Discuss the Harry Gleeson case with those campaigning on his behalf and you will soon find yourself hearing about the ‘firearms register’. This, campaigners say, is a crucial piece of evidence that was in the possession of the prosecution and which was withheld from the trial. The register in question recorded all purchases of ammunition in the area where the murder occurred. The register was not produced at the trial despite the Judge asking for it. The register did surface in recent decades and campaigners say it shows something that is a “game changer”. They say the register shows clear signs of having been “tampered” with.

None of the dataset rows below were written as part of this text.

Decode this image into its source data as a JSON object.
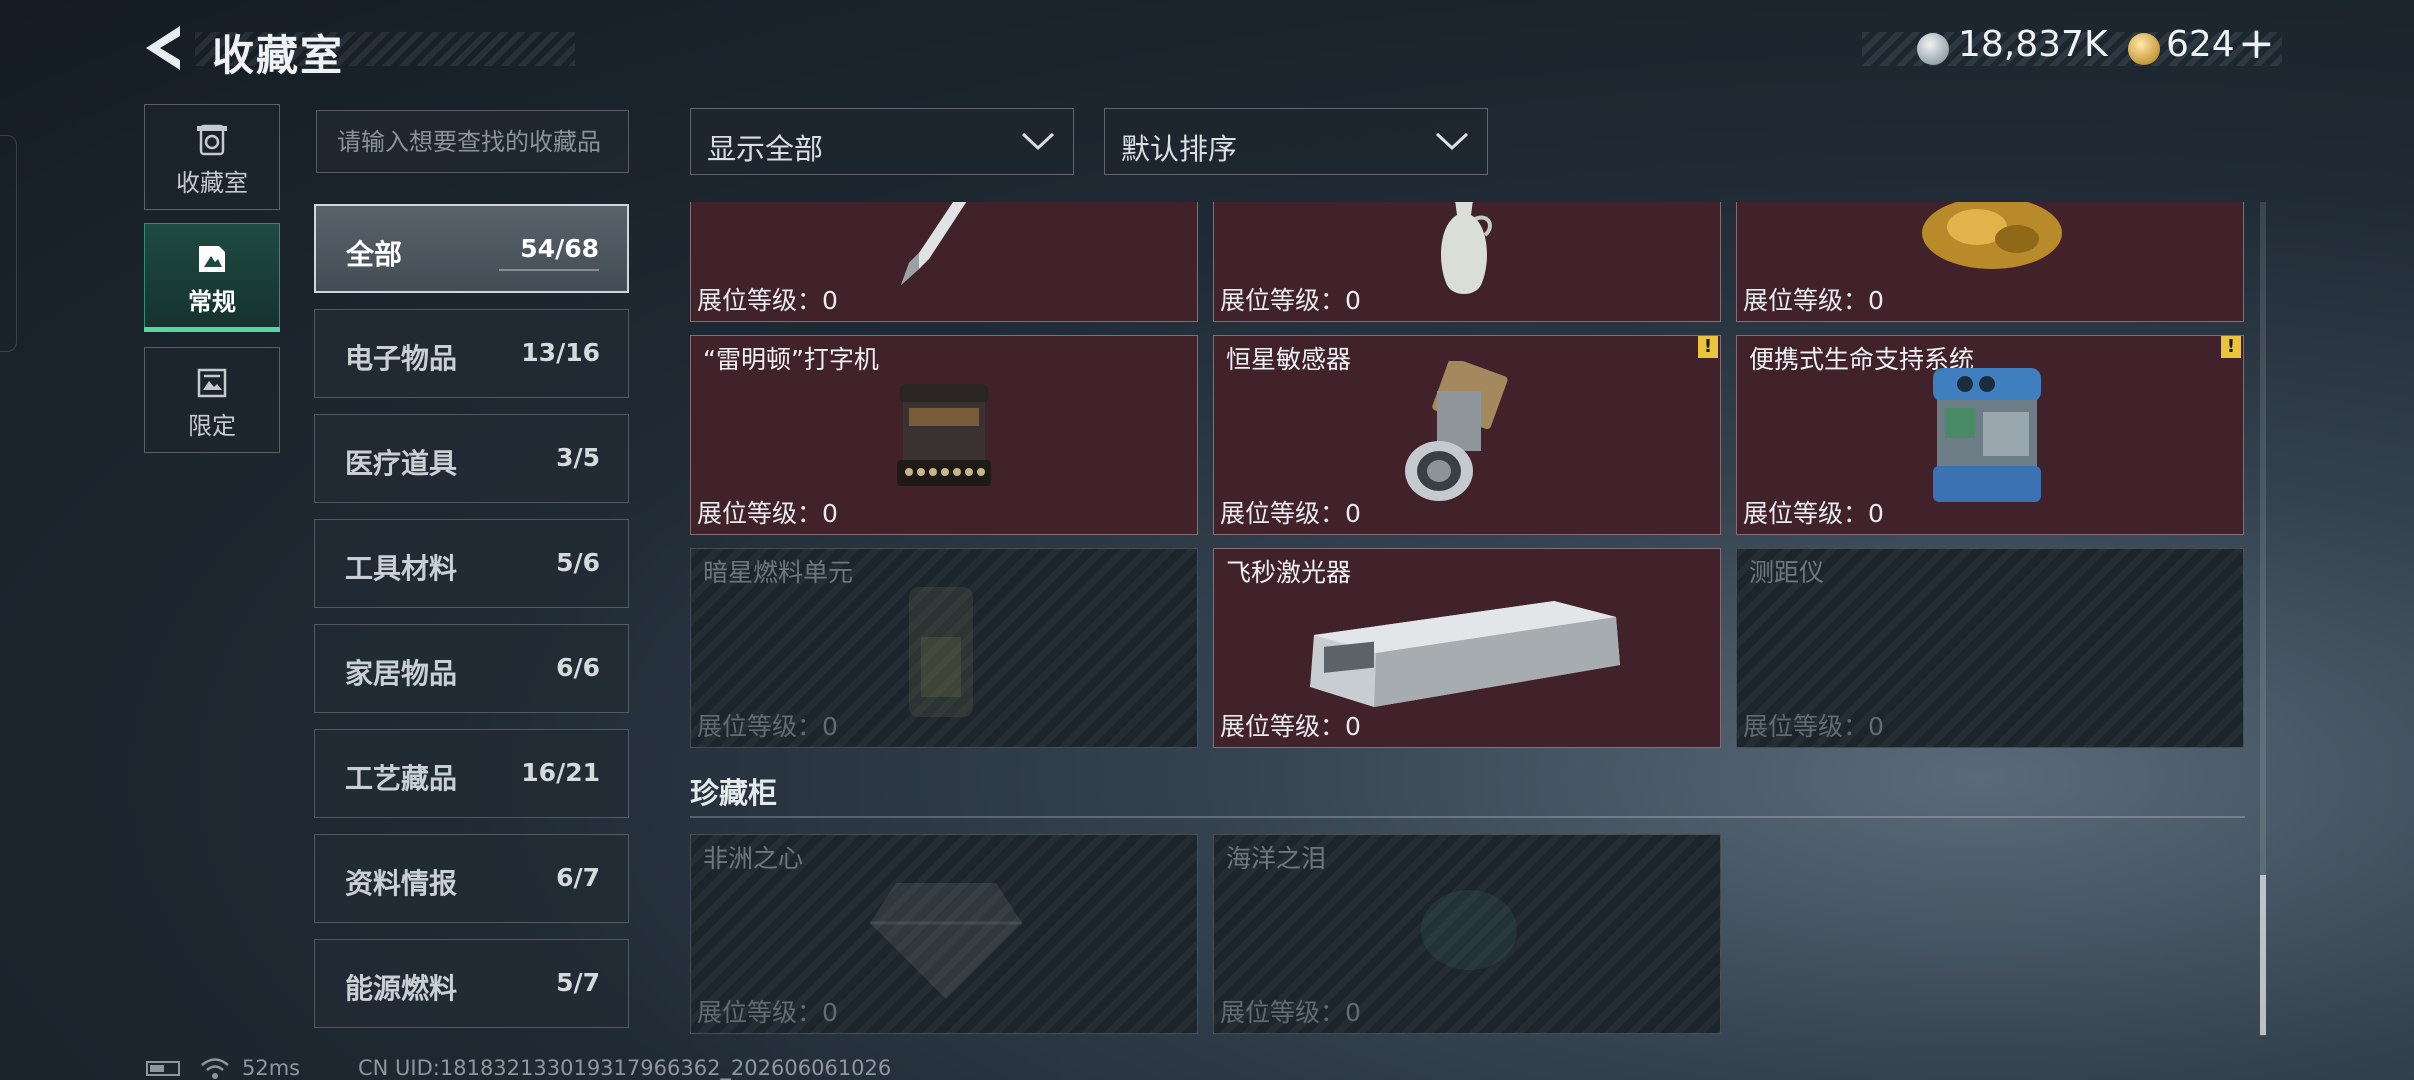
{
  "header": {
    "title": "收藏室",
    "currency_silver": "18,837K",
    "currency_gold": "624",
    "plus": "+"
  },
  "nav": [
    {
      "label": "收藏室",
      "icon": "vault-icon"
    },
    {
      "label": "常规",
      "icon": "picture-icon"
    },
    {
      "label": "限定",
      "icon": "limited-icon"
    }
  ],
  "search": {
    "placeholder": "请输入想要查找的收藏品"
  },
  "categories": [
    {
      "label": "全部",
      "count": "54/68"
    },
    {
      "label": "电子物品",
      "count": "13/16"
    },
    {
      "label": "医疗道具",
      "count": "3/5"
    },
    {
      "label": "工具材料",
      "count": "5/6"
    },
    {
      "label": "家居物品",
      "count": "6/6"
    },
    {
      "label": "工艺藏品",
      "count": "16/21"
    },
    {
      "label": "资料情报",
      "count": "6/7"
    },
    {
      "label": "能源燃料",
      "count": "5/7"
    }
  ],
  "filters": {
    "show": "显示全部",
    "sort": "默认排序"
  },
  "items": [
    {
      "name": "",
      "level": "展位等级：0",
      "collected": true
    },
    {
      "name": "",
      "level": "展位等级：0",
      "collected": true
    },
    {
      "name": "",
      "level": "展位等级：0",
      "collected": true
    },
    {
      "name": "“雷明顿”打字机",
      "level": "展位等级：0",
      "collected": true
    },
    {
      "name": "恒星敏感器",
      "level": "展位等级：0",
      "collected": true,
      "warn": "!"
    },
    {
      "name": "便携式生命支持系统",
      "level": "展位等级：0",
      "collected": true,
      "warn": "!"
    },
    {
      "name": "暗星燃料单元",
      "level": "展位等级：0",
      "collected": false
    },
    {
      "name": "飞秒激光器",
      "level": "展位等级：0",
      "collected": true
    },
    {
      "name": "测距仪",
      "level": "展位等级：0",
      "collected": false
    }
  ],
  "treasure": {
    "title": "珍藏柜",
    "items": [
      {
        "name": "非洲之心",
        "level": "展位等级：0",
        "collected": false
      },
      {
        "name": "海洋之泪",
        "level": "展位等级：0",
        "collected": false
      }
    ]
  },
  "footer": {
    "ping": "52ms",
    "uid": "CN UID:18183213301931796636​2_202606061026"
  },
  "colors": {
    "accent": "#58d6a2",
    "card_bg": "#41212a",
    "warn": "#e9c43c"
  }
}
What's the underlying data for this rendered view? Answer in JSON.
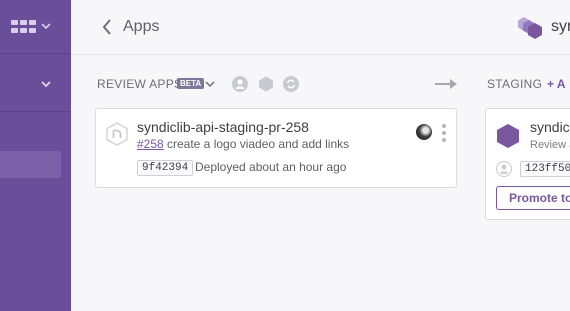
{
  "header": {
    "title": "Apps",
    "app_name": "syr"
  },
  "pipeline": {
    "review_apps": {
      "label": "REVIEW APPS",
      "badge": "BETA"
    },
    "staging": {
      "label": "STAGING",
      "add_label": "+ A"
    }
  },
  "review_card": {
    "app_name": "syndiclib-api-staging-pr-258",
    "pr_number": "#258",
    "pr_title": "create a logo viadeo and add links",
    "commit_sha": "9f42394",
    "deploy_status": "Deployed about an hour ago"
  },
  "staging_card": {
    "app_name": "syndic",
    "subtitle": "Review a",
    "commit_sha": "123ff50",
    "promote_label": "Promote to"
  },
  "colors": {
    "sidebar": "#6b4e9a",
    "accent": "#79589f"
  },
  "icons": {
    "grid": "grid-icon",
    "back": "chevron-left-icon",
    "app": "hexagon-stack-icon",
    "kebab": "more-vertical-icon"
  }
}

One thing that cannot be disputed is that the justice meted out to Harry Gleeson was swift. Within three months of finding Moll’s body he was convicted by an all male jury at the Central Criminal Court in Dublin. Two months later he was hanged at 8am in the Hanging House at Mounjoy Jail. A post mortem was immediately held and he was then buried in a grassy area at the back of the prison.
The day before he was executed, Harry Gleeson told his barrister Sean MacBride that he had no “hand, act or part in the murder”.
As part of my report, the custodian of Sean MacBride’s papers, Caitriona Lawlor, kindly allowed us to film correspondence between Sean MacBride and Harry’s solicitor John Timoney. Both men firmly believed in Harry Gleeson’s innocence and both were profoundly affected by the execution of what they believed to be an innocent man.
Harry Gleeson’s grand-nephew Kevin told me how he and his family have been to visit the Hanging House in Mountjoy. They met with prison historian Sean Reynolds and laid a rose in the room where in April 1941 Harry had a hood placed over his head before an English executioner named Pierrepoint took his life. Last ditch appeals for clemency to the then Fianna Fail government of the day fell on deaf ears. Papers in the National Archives seen by Prime Time show how the Judge in the case told the jury he agreed with their recommendation for mercy, but then privately told the Minister for Justice there was nothing to merit mercy in the case.
In the grounds of Mountjoy Jail, lie the bodies of over two dozen people executed by the Irish State between 1923 and 1954.
Authorities are not sure of the exact burial spot for each body – all that is known is that a small section of land near the back wall of the prison holds the bodies.
Somewhere among them is Harry Gleeson.